Probablemente desde los años cuarenta
—desde siempre— la ciudad tuviera estos infiernos; a final de cuentas, la misma
ciudad que canta Novo con tal entusiasmo es la que Buñuel encontró tan
insufrible en Los olvidados, de 1950.
El fuerte de Novo no era la crítica social... salvo para burlarse con saña del
socialismo. ¿Cómo se atrevía a hablar tan bonito de la horrenda ciudad?
Sin embargo, releída ahora, a cincuenta
años de su escritura, la Nueva grandeza mexicana puede sorprendernos
desde otro flanco. El de combatir la obsesión tremendista sobre la ciudad, en
que nos hemos enfangado desde hace tres décadas.
Más allá de todo ribete
propagandístico, que los tiene, surge de una genuina actitud amorosa y de
hartas ganas de vivir alegremente en la ciudad de México. Y eso se nos ha
olvidado en la enorme cantidad de crónicas y novelas urbanas contemporáneas. Y
en la conversación. Hasta en los pensamientos.
No se trata de negar la catástrofe de
su desigualdad social, su explosión demográfica, su especulación inmobiliaria,
su crecimiento truhán y desordenado, su desgobierno, su miseria, su violencia.
Todo ello desde luego abunda, en proporciones ciertamente espantables. Pero la
vida sigue. No nos va esperar hasta que se nos pase la muina. Y una cultura
urbana que se estanca en la obsesión de la amargura no es camino de
supervivencia.
Efraín Huerta nos enseñó los cantos de
odio a la ciudad. Magnífico... pero ya los hemos repetido, cada vez con mayor
histeria, durante tres o cuatro décadas. ¿No sería hora de asomarnos también a
los cantos de amor, de relajo, de buenos ratos, que escribió Novo?
Una actitud completamente diversa de la
mientamadres que solemos tener las veinticuatro horas de los 365 días hacia
nuestra ciudad.
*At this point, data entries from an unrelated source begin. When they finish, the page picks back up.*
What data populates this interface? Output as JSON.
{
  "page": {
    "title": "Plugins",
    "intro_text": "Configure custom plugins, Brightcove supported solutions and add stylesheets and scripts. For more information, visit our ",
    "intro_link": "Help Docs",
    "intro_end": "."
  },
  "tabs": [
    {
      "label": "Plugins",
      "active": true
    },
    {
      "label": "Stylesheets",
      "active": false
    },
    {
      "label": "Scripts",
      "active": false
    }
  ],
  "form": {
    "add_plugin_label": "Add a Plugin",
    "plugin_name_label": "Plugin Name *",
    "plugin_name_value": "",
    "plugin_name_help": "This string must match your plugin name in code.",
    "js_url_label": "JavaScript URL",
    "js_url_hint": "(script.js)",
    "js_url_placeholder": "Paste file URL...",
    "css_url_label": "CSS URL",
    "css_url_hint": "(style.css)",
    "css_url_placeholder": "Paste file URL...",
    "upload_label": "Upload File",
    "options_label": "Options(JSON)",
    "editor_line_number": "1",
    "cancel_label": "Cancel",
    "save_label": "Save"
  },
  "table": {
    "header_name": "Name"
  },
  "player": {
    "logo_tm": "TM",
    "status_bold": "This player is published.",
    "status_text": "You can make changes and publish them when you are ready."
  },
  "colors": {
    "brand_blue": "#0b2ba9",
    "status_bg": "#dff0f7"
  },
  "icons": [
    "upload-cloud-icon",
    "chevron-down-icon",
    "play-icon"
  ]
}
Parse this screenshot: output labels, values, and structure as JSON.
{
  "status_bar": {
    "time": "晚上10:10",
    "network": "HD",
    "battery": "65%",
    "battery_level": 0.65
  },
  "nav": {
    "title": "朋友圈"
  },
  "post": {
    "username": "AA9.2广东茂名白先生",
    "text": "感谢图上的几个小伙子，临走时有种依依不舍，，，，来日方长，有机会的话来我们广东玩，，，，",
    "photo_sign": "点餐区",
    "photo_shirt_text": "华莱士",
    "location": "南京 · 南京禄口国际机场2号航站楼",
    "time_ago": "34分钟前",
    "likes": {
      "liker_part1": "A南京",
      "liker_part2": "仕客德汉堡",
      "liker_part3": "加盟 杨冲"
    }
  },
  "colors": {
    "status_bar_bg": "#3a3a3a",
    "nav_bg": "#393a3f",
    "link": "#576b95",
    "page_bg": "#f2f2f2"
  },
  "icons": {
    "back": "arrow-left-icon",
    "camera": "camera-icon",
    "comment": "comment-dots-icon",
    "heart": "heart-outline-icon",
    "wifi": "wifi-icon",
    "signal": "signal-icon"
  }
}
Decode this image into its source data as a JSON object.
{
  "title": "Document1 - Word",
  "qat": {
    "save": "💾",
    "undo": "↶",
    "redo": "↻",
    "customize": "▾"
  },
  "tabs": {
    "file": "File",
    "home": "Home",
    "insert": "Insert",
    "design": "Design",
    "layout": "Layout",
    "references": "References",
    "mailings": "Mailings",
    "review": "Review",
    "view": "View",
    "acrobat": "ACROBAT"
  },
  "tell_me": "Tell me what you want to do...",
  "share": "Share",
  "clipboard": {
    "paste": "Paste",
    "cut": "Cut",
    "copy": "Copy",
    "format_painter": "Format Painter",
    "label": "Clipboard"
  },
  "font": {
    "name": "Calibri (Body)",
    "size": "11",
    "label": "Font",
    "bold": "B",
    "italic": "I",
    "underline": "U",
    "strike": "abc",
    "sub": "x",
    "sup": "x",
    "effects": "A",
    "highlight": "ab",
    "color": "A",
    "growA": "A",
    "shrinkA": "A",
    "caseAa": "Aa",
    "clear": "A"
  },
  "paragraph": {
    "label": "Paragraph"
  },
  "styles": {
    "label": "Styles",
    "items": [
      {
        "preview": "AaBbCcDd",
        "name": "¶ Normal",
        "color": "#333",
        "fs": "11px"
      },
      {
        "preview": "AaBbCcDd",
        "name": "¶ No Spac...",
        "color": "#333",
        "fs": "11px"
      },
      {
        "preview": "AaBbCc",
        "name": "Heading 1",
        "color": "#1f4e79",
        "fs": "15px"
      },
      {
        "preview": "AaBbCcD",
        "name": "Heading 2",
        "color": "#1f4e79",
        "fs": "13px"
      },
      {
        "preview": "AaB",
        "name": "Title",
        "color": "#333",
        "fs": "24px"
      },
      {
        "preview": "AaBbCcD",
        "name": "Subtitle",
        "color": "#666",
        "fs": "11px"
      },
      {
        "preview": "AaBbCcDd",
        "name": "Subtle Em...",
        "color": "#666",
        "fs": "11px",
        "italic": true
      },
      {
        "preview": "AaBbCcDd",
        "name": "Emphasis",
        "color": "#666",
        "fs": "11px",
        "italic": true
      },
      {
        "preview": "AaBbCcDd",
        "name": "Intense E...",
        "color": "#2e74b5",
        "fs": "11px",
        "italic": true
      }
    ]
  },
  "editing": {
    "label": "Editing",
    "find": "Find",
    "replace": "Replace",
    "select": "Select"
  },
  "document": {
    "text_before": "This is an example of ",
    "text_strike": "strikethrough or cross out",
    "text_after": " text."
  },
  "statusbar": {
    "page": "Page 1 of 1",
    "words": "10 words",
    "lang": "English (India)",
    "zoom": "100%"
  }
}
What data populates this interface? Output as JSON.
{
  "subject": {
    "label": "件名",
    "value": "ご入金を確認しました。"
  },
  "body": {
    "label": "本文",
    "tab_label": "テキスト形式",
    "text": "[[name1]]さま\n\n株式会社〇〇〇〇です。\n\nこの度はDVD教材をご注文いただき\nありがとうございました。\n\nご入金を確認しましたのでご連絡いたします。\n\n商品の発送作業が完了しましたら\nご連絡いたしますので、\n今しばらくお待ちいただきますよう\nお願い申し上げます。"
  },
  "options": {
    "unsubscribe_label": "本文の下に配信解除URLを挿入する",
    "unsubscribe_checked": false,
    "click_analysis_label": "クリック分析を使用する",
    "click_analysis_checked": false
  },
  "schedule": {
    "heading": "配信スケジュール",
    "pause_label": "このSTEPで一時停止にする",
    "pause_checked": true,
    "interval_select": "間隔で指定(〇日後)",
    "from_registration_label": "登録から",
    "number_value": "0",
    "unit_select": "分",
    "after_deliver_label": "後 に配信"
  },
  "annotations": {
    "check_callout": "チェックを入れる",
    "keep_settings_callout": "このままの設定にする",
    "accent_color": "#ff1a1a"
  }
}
Novo, así, quien parecía el colmo del conformismo, nos invita
ahora a un cambio mental, emocional. Vuelve a ser, como su temprana juventud,
casi revolucionario.
Un aspecto colateral de la escritura de
Novo, del que no suele hablarse a menudo, es su relación con la cocina. ¿Algún
día los melómanos dejarán de desgarrarse las vestiduras por la traición de
Rossini, quien de plano abandonó la ópera por la cocina? ¿Frivolidad, dandismo,
contraculturalismo avant-la-lettre?
Bueno: la cocina ya estaba en Rossini,
como en sus tan gustadas arias jocosas: grandes pasteles melódicos sobre nada (“Una
voce poco fa”), sus ensaladas locas con todo el coro (aderezadas con la
densa especie de los bajos), que exageran esa burla de la música dentro de la
propia música, que había iniciado Mozart con Papageno (La flauta mágica)
y Leporello (Don Giovanni). Siempre está el gordo y feliz cocinero
cantando en broma sobre su cacerola, en las óperas de Rossini; digo, cuando no
se mete de plano a la cava del palacio, como en La Ceneretola.
Salvador Novo no sólo abandonó la
literatura, sino hasta la política, por la cocina. ¿La estufa de gas, los
hornos y los refrigeradores tienen razones que no comprende la filosofía de los
seriesotes? Ciertamente, la cocina ya estaba en él, en la prodigiosa confección
de sus ensayos más tempranos, de sus sátiras, de sus anécdotas.
Había en Novo, como él mismo lo
confiesa, “una voluntad de ruina” temprana. A cada rato lo abandonaba todo para
dedicarse, ahora sí, a la
Gran Obra que nunca escribió (su magnífica obra dispersa se
fue escribiendo casi involuntariamente, en su periodismo, en sus versos
satíricos o sentimentales). En 1946 se hizo construir un estudio en su nueva
casa de Coyoacán para dedicarse a sus memorias —La estatua de sal—, que
dejó inéditas y probablemente inconclusas. Muchos años antes, añoró escribir
una novela sobre su juventud, o sobre un día de su juventud en la Ciudad de México.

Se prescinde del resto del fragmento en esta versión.